Toutefois, selon la dernière enquête trimestrielle société fournissant conseil en investissement immobilier, Global Property Guide, au troisième trimestre de 2016, les prix des maisons en Grèce ont enregistré leur première, quoique marginale, a augmenté de 0,03% par rapport au trimestre précédent. Cette image montre basée sur l’évolution des prix, l’inflation construit comme des valeurs nominales est resté en déclin, qui se situait à 0,9% sur une base trimestrielle et 1,53% sur une base annuelle, soit par rapport à troisième trimestre de 2015.

Une année énigmatique en 2017

En 2017, il s’agit d’une « énigme » en termes d’évolution des prix, la trajectoire de stabilisation des derniers mois étant très facile à faire échouer dans une éventuelle nouvelle crise politique et économique. En effet, pas terminé la deuxième évaluation et retourne à la préoccupation de premier plan pour rester ou non du pays dans la zone euro, la pression pour une nouvelle baisse des prix de l’immobilier se retrouve au cœur, ce qui provoque un « recul » dans le chemin de sortie du marché de la crise.

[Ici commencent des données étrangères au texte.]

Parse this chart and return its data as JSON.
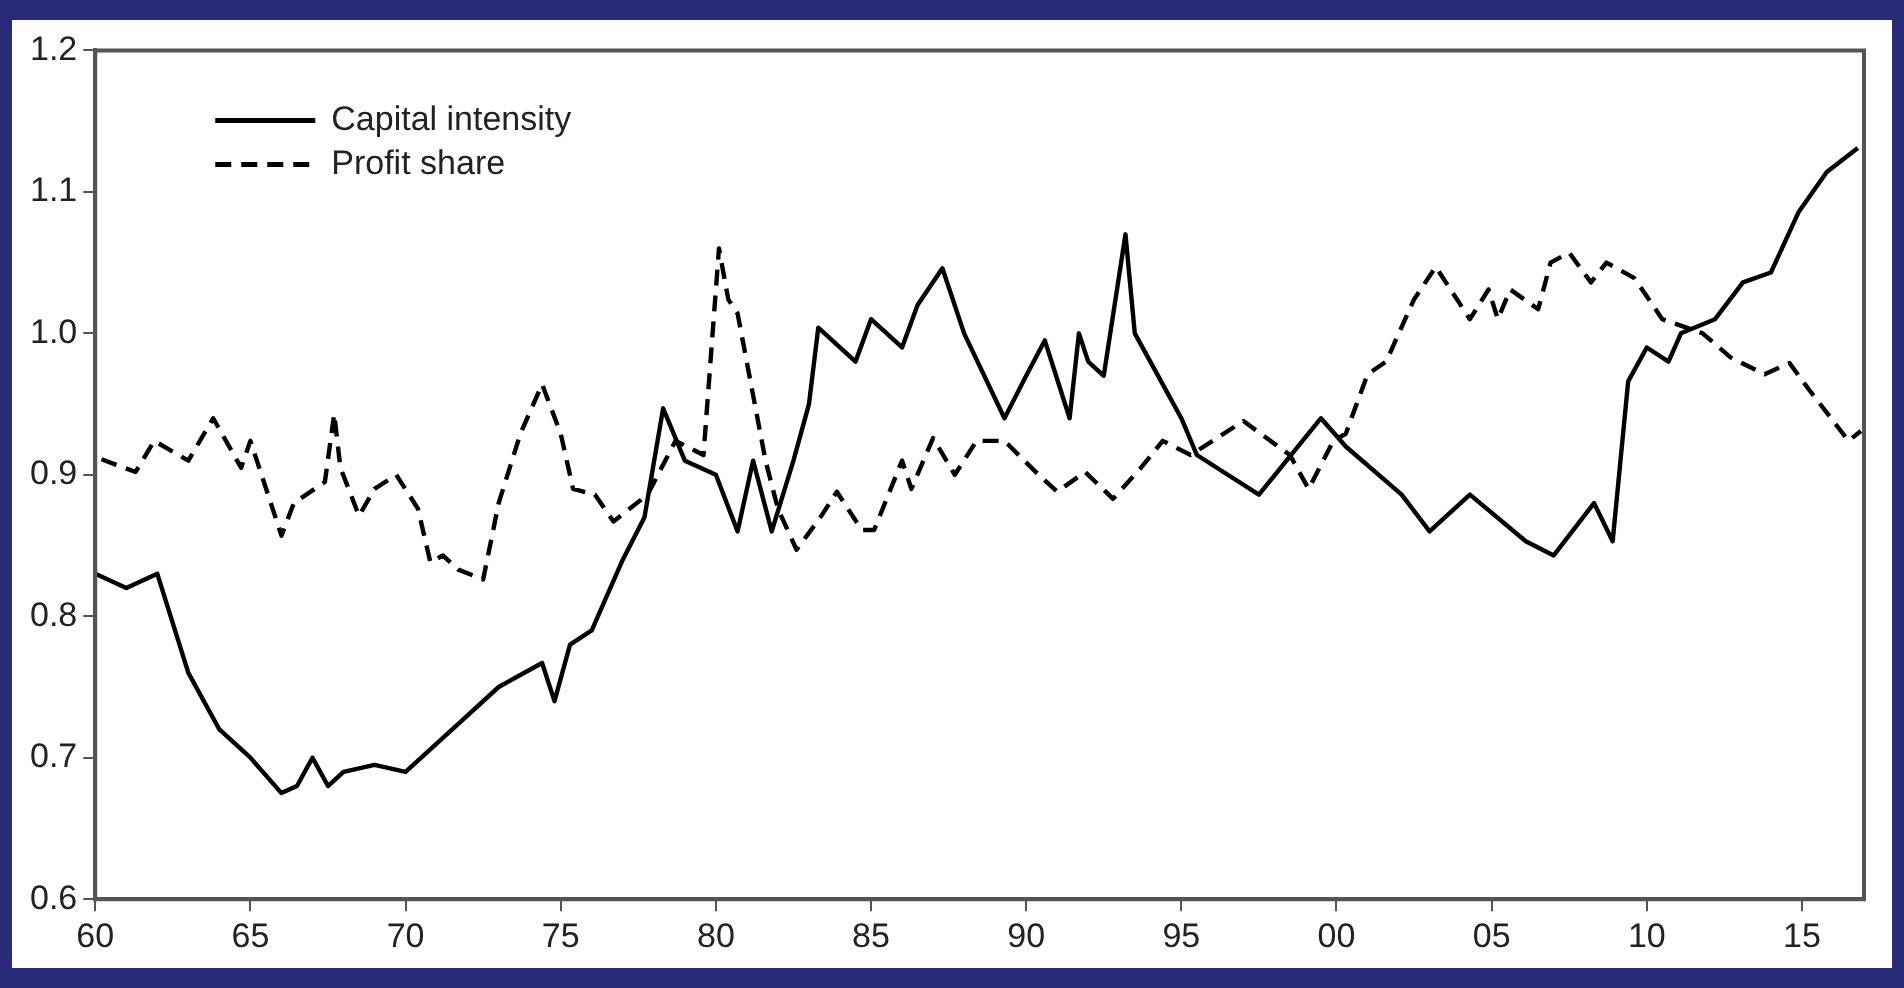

Mais même si vous évitez le pire du marché du logement satisfaire à peine les conditions de reprise, au moins cette année, comme la combinaison des impôts élevés et l’énigme des ventes aux enchères continuent de fonctionner comme « poids ».

En particulier, en ce qui concerne l’incertitude budgétaire, la mise en œuvre de l’ENFIA et ses modifications constantes ont eu un effet dissuasif majeur sur le logement, alors que la réforme du système est toujours en suspens.